At least he’s honest

MasterBuilder and Ukrainia took off this morning for Traverse City for a few days. I leave tomorrow afternoon for California. This occurred at dinner:

John: I’m going to miss you on Thursday
Amanda: Awww… wait. Aren’t you going to miss me on Wednesday, too?
John: I’ll be too busy enjoying having the house to myself.

Today

[Originally posted to a mailing list of friends]

This morning, my grandmother passed away.

She went quietly, with very little pain. The exact cause of death is unknown, but is likely to be complications from her Alzheimer’s combined with natural causes.

I discovered her this morning when I brought breakfast in to them.

If I had to boil my advice on how to deal with the death of a loved one down to a single sentence, it would probably be “Don’t be the one to find the body.”

Grandpa is coping, but is having trouble coming to terms with her death. His memory isn’t allowing him to grieve much. He’s already asked me once this evening where Grandma was, and I had to explain that she died this morning and that the funeral home had come and picked up her body. When he is able to remember, though, he’s filled with questions about what we did to deserve this. I’m not sure which is harder, losing my grandmother or watching him lose his wife (again, as his first wife died of cancer).

This death has brought with it a lot of firsts for me:

Obviously, I’ve never been the one to find the body before. In fact, I’ve never even seen a dead body that wasn’t cleaned up and in a casket– ie, outside of the funeral.

I’ve never dealt with a death in a home– prior generations have died in hospitals. I didn’t realize that after the EMS people and the police came out, there would be a period of time in which her body was left in the house– the sheriff’s office releases the body to a funeral home, who comes and picks it up. Since we chose a funeral home in Rochester, and they were already out getting someone else, Grandma stayed in the house nearly an hour after everyone else had left.

I didn’t realize that the funeral home people drove minivans– somehow, I don’t find it comforting that I could easily put a dead body in the back of my car.

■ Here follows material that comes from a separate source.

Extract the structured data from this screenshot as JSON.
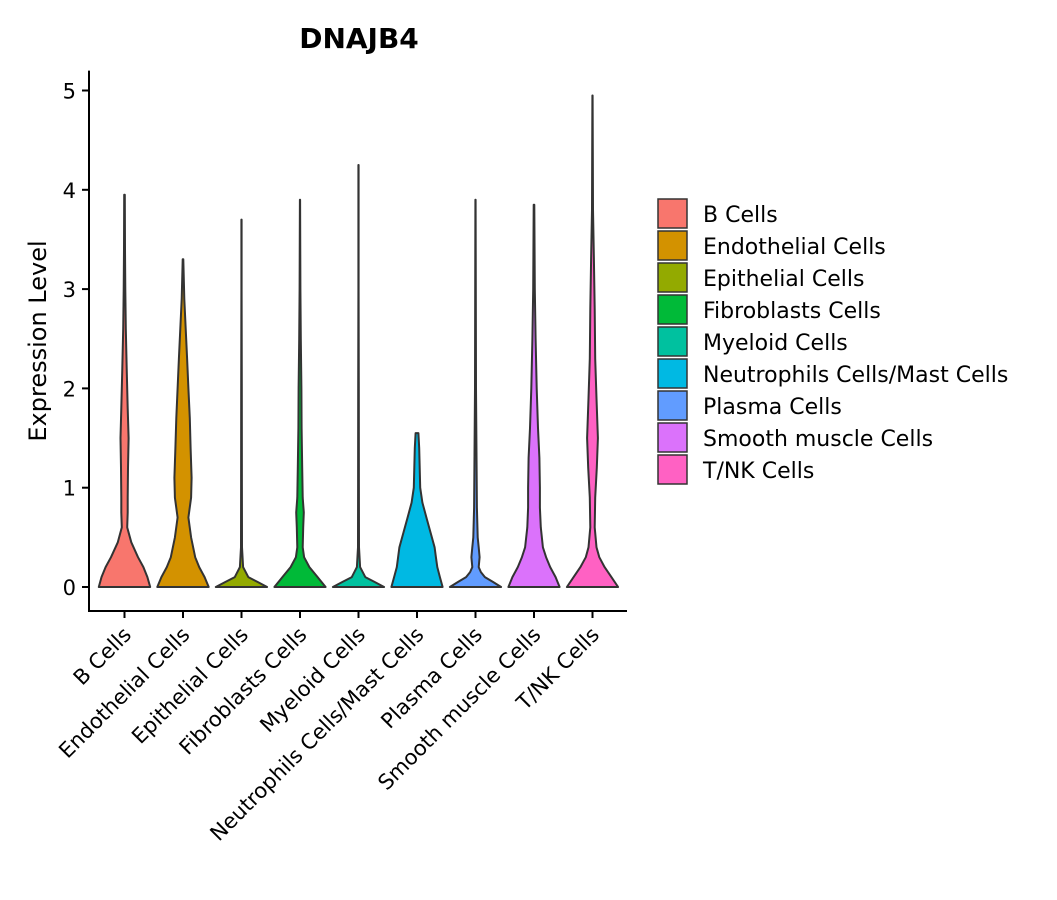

Tomorrow morning I am supposed to have decided what Grandma will wear for eternity. I had a hard enough time deciding what she would wear for a single day. I know that it’s something that has to be done if you’re going to have a funeral– the housecoat she was wearing is hardly appropriate. When my great-grandmother died, she left a letter stating which dress to use, which jewelry to use, and which lipstick to use. Up until today I didn’t realize just how thoughtful that letter was. (Perhaps I shall have to write one for myself, just in case. I hope that styles change a couple dozen times before it has to be used, but I don’t want to put John through any more than he has to go through).

Tomorrow afternoon starts the phone calls. My mother has already offered to call most of the family and a half-dozen of the friends she and Grandma shared, leaving me with one aunt and a myriad of people I don’t know very well. Today, John called only my mother and my uncle. (I tried, but I just couldn’t bring myself to say that Grandma was gone. I had a hard enough time when I called John and 911 this morning– the closest I could come was “I think she might be dead” even though she was cold to the touch and her fingernails were blue). I suppose I could/should have called more people today, but it seems so pointless to call and say “She’s dead, I’ll call again when we know what the arrangements are.”